For our example, we will assume that the employee sold a January 2022 Call with a strike of $250 for $10. Because the employee is the seller, they will receive the premium, which is $10 in this case. That is how employees can produce an income using their options. This income could be used to offset some tax liability or reduce financial risk. Going back to our graph, you can see that writing Calls does not have the same downside protection as a Put. The downside with a Call is the current market price of the stock minus the premium received from selling the Call because the stock could decrease to zero. Therefore, the downside with the Put is the strike price minus the cost.
The biggest reason why many clients do not like Covered Calls is that their upside is limited. If the stock price rises to the moon, the shares will certainly be called away. If you write Covered Calls, you must be comfortable giving up the shares at the chosen strike price.
Another issue with writing Covered Calls is that they most often must be covered (as the name suggests), meaning that you actually have to own the shares before writing them. As I mentioned before, if you own NSOs or RSUs, these are not yet actual shares of stock. And, even if you do have shares delivered because of your equity comp, they could be locked up with your company’s custodian. External brokerage houses will not recognize these shares as eligible for writing Calls. If you do not have the shares, the written Calls would be classified as Naked. There are very few things riskier than Naked Calls, and their downside is almost unlimited. If the stock rises to the moon, you will suffer losses all the way up, minus the premium you received from selling the Calls.

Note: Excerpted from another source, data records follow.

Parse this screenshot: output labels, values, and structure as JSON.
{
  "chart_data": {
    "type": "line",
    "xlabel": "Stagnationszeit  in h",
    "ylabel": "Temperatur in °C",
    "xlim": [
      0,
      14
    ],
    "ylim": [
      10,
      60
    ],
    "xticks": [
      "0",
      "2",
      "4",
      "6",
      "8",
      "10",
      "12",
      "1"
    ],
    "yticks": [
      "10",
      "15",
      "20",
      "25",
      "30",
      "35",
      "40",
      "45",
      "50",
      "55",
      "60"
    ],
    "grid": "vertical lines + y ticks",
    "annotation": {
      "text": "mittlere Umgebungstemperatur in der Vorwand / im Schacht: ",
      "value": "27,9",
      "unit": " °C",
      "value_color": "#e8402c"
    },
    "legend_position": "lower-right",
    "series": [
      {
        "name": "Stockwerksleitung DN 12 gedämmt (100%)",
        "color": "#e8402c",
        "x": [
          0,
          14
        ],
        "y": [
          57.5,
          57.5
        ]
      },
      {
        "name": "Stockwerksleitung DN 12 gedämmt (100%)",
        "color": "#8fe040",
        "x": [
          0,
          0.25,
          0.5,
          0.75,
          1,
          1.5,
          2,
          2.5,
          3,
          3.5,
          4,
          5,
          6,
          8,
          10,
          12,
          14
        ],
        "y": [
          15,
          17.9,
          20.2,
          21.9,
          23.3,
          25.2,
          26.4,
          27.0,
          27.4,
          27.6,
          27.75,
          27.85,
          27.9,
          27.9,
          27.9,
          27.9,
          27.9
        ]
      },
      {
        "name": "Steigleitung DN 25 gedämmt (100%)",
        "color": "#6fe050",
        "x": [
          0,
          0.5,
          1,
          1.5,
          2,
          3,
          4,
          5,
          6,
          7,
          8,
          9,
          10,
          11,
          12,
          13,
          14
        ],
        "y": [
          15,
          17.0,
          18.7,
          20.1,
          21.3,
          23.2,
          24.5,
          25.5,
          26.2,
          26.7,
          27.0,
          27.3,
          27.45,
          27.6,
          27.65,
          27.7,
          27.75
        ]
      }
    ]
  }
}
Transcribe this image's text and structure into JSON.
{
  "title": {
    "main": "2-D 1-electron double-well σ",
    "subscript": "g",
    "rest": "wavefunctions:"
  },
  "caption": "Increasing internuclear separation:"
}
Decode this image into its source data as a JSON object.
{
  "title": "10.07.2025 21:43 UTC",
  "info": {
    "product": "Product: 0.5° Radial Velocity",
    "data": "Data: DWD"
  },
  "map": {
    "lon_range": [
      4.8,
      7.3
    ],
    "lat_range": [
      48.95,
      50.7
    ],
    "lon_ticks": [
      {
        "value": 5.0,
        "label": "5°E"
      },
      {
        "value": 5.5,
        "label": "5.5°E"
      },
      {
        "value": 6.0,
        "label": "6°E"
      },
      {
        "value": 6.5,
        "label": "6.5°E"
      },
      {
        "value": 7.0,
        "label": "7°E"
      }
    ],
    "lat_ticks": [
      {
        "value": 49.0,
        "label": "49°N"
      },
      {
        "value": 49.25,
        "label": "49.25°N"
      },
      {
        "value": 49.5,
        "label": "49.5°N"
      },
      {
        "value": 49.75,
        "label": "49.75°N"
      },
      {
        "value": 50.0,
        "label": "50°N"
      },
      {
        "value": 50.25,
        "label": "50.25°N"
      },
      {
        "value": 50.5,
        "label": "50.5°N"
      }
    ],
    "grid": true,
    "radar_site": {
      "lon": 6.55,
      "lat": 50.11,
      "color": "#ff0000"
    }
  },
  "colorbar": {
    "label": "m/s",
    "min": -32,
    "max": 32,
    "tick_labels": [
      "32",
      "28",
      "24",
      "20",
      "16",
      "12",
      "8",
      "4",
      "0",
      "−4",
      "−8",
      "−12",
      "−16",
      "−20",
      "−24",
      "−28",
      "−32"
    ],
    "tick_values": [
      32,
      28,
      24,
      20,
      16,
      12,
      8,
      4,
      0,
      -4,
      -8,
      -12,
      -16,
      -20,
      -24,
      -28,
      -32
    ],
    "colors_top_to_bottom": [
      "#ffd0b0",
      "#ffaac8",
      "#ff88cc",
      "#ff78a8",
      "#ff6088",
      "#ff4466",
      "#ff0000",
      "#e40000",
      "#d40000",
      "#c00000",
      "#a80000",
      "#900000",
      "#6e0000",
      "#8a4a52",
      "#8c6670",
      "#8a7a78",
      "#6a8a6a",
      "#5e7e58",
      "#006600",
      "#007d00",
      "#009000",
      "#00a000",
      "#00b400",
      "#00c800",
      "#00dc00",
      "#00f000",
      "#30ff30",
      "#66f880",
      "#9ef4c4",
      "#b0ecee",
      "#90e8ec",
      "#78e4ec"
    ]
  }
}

As the stock rises, the brokerage house will not let the paper loss continue forever. There are Margin Requirements in place which could force the client to close out the position or bring in more cash, locking in the losses. Like our discussion of the tax implications of hedging, we do not have time to get too far into how Margin works, but I suggest you handle any trading done on Margin with care.
The Zero-Cost Collar
At this point, you may have already synthesized the Put and Call together and predicted our next tactic: the Zero-Cost Collar. This strategy uses the proceeds from the Call sale to pay for the Put, thus creating the Zero-Cost (Costless) Collar. Building upon our previous examples, the diagram for the Collar would look something like this:
If the Put and Call each cost $10, the prices cancel each other out, and this hedge is costless. If the stock drops, the Put ensures that the employee will get $200; if the stock climbs, the employee participates in the gain up until a value of $250, at which point the shares would most likely be called away. Assuming that the tax and constructive sale implications play a relatively small factor, this strategy could be a great option (pun intended) for our lake-country wannabe. As always, Collars are a complicated strategy, so please consult a financial professional before using a Zero-Cost Collar.
Before selecting any hedging or diversification option, be sure to investigate all of the potential choices. In future blog posts, we will cover many of these strategies, including, but not limited to, Exchange Funds, Donor Advised Funds, Prepaid Variable Forwards, and Stock Protection Trusts.